Lawns

Published on October 9th, 2014 | by Henri

0

Sod gets overturned near fence

Q.  First, some background: A fence around our backyard was replaced in April due to decay. The previous owners of our house had left a bit of land outside the original fence because they wanted less lawn to maintain. We decided to take the fence to the property line to expand the yard for our toddler.

The fence is made of plastic boarding on three sides, and chain link on the side that’s been pushed back. A wooded area is on the other side of the fence. We had some sod lain in mid-April of this year to cover the expanded yard. It seemed to take well and in a month or so, really looked as though it was part of the original yard. In the last couple of weeks, we’ve noticed pieces of sod overturned, particularly near the chain link fence and in pockets near the adjoining sides of the plastic fence. Overall, the sod closer to the chain link fence appears to be dying. It looks thinned out and beat up as well as dry.
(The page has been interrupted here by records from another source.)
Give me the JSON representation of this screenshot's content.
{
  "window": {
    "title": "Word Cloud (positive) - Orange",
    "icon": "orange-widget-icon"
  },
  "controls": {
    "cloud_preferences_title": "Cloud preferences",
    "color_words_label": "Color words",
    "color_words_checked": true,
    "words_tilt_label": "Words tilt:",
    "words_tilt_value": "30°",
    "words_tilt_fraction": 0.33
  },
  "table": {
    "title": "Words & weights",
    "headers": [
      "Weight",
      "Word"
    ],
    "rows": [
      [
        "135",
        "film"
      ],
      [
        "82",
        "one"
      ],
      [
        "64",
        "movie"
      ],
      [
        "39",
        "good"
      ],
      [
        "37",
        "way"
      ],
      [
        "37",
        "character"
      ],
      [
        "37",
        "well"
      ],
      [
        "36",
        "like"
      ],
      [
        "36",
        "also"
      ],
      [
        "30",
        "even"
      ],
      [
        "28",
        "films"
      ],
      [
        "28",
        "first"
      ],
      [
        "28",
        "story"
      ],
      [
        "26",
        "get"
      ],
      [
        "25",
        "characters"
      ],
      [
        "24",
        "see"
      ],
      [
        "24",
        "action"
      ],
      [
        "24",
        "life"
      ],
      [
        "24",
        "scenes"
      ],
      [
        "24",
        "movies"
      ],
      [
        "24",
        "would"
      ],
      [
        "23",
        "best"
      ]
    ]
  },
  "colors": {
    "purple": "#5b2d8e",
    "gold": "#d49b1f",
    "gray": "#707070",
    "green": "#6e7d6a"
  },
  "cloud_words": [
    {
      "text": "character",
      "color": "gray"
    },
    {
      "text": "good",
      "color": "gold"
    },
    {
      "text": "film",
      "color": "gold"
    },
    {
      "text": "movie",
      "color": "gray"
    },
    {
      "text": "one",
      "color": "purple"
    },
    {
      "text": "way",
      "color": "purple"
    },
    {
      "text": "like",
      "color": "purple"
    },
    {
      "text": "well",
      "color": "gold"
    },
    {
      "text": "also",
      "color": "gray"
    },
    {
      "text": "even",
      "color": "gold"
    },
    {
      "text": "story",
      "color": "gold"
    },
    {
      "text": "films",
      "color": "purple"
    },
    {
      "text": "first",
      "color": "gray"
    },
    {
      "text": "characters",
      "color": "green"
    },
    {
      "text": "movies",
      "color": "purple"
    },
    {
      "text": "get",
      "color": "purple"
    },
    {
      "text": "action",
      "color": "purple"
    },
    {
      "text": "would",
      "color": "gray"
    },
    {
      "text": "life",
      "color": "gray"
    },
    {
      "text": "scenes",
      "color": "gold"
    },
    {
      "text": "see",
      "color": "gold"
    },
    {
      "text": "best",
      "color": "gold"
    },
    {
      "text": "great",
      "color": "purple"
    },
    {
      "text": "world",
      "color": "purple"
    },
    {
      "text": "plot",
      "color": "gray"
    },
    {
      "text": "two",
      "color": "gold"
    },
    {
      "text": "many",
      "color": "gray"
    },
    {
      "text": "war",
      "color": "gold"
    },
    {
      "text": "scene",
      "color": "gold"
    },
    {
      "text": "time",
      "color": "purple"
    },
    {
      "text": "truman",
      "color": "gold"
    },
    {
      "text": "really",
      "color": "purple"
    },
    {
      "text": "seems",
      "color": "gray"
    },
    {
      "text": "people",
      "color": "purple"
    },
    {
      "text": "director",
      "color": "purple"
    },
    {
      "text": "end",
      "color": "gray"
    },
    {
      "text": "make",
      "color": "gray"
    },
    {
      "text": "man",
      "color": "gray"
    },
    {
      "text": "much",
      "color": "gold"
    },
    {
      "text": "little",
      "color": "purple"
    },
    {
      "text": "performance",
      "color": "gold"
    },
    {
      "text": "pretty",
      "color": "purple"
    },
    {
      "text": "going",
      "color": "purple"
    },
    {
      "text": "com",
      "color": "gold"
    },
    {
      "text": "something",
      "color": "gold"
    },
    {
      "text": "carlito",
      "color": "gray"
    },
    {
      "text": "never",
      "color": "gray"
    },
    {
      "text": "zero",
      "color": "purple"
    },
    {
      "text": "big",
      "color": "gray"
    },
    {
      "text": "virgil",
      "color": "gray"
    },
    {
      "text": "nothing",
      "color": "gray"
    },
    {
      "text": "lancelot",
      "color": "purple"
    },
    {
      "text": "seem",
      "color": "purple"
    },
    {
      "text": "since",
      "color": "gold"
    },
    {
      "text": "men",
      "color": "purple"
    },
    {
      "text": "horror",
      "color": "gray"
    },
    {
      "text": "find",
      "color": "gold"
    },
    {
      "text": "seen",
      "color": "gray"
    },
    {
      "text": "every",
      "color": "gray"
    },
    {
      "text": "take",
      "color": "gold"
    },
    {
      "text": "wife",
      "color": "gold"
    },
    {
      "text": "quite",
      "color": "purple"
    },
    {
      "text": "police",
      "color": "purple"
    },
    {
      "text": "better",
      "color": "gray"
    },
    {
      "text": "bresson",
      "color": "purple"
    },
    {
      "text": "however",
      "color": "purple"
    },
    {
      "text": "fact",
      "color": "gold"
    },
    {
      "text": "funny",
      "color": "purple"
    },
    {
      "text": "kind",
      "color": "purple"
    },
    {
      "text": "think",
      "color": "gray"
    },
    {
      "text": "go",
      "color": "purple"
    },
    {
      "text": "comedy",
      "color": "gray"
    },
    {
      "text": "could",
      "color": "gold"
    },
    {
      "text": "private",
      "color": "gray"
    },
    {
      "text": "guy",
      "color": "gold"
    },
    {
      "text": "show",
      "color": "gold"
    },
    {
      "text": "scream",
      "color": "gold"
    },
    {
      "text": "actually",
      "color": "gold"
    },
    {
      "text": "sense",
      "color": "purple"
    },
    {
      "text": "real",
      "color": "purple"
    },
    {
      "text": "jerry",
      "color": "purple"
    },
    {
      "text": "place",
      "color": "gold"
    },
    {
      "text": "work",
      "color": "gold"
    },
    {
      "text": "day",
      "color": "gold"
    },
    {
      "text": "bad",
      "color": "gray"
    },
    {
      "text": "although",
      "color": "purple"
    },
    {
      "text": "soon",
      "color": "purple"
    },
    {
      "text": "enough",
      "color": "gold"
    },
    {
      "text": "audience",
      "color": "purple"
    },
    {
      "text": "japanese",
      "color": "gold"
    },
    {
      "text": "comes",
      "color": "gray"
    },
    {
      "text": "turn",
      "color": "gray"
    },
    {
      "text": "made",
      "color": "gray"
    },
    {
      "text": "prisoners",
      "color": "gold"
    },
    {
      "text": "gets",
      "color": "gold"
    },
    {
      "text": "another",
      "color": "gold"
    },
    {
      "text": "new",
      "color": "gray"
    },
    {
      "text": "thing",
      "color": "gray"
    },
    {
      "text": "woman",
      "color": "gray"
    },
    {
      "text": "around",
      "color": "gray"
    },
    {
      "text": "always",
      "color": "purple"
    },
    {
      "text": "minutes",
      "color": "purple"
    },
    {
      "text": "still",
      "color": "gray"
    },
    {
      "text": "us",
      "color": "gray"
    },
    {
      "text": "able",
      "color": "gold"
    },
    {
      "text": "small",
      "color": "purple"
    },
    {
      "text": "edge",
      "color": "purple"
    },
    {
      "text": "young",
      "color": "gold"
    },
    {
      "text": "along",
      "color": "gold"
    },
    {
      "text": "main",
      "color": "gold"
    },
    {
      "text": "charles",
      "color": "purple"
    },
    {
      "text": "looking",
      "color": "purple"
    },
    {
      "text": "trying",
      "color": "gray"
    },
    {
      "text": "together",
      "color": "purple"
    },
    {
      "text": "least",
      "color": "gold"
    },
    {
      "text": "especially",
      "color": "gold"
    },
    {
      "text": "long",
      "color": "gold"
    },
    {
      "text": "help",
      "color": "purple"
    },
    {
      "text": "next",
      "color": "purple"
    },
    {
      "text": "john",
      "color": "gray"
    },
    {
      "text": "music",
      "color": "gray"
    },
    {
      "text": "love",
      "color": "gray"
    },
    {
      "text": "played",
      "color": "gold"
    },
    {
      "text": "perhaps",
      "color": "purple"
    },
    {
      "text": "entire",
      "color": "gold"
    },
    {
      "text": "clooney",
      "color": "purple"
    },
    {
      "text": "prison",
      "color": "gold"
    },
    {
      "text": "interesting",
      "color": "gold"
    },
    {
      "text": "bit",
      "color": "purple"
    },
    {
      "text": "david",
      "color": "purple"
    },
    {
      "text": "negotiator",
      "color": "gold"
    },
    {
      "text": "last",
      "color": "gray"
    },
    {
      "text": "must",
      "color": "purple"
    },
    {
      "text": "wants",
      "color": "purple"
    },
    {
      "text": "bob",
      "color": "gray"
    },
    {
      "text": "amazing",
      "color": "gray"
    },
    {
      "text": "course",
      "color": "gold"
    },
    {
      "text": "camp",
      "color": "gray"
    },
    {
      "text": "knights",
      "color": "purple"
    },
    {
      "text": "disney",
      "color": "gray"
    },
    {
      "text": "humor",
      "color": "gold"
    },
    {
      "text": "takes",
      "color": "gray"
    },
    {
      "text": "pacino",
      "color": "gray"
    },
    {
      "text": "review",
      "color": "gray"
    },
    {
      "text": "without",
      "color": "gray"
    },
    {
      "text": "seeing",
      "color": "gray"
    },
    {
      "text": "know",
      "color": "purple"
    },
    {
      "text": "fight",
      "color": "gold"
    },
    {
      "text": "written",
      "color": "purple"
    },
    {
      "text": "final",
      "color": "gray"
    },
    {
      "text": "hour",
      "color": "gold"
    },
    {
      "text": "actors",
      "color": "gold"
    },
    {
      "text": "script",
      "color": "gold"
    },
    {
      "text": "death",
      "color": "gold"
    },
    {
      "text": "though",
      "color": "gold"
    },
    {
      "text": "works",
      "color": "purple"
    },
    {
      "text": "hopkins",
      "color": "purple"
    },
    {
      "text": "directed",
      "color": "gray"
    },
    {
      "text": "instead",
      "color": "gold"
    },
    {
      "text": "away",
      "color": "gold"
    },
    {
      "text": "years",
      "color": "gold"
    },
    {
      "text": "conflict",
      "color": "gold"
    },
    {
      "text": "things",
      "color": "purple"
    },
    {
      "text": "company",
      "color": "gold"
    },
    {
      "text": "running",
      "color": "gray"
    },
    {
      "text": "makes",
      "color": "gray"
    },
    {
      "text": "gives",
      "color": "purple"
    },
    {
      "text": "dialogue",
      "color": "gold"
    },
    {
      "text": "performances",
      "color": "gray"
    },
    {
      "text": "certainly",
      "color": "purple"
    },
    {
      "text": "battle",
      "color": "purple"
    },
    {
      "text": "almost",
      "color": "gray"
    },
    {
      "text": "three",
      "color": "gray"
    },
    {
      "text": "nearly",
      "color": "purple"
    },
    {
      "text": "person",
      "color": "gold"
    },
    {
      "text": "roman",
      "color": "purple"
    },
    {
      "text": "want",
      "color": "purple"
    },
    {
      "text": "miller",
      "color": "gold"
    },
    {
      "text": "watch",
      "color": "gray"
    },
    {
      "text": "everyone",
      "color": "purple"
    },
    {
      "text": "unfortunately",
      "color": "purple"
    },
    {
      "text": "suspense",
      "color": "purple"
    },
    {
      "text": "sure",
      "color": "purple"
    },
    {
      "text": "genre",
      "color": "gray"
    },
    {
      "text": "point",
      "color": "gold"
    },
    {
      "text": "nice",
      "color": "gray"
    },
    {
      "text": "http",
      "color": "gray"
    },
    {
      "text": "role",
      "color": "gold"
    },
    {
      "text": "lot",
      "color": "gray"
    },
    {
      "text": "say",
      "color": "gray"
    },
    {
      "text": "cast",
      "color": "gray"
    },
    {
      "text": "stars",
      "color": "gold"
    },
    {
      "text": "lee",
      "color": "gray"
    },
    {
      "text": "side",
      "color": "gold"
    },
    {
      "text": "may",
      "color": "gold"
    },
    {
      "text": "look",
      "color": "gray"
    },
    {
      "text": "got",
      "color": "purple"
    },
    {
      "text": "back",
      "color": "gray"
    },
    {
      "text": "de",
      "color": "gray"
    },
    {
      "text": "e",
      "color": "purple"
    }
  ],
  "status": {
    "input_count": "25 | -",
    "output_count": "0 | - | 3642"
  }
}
At first we thought our lawn guys had mowed too soon after the rain and were creating the furrows and gouges, and flipping sod over accidentally. But then we noticed the sod continuing to be flipped over long after they’d left. Now our theory is that perhaps animals (there seem to be some aggressive chipmunks this year) are attempting to dig under the sod and inadvertently flipping it up. What do you think? And what if anything can we do to help the sod ?

A.    You may have a mole problem, and possibly a skunk problem as well. Both of them are looking for grubs under the sod. You can get a product to control grubs from a hardware or garden supply store, and apply it according to directions on the package as to timing and coverage. Or have your lawn guys do it.

Use a product that will get rid of the grubs now, but also consider the application of milky spores for long-term control. Milky spores will take a while to cover the entire lawn, but it is a permanent fix. Be sure to follow directions carefully in applying milky spores. The best time to do so is August as explained in the directions, so you should wait until next year.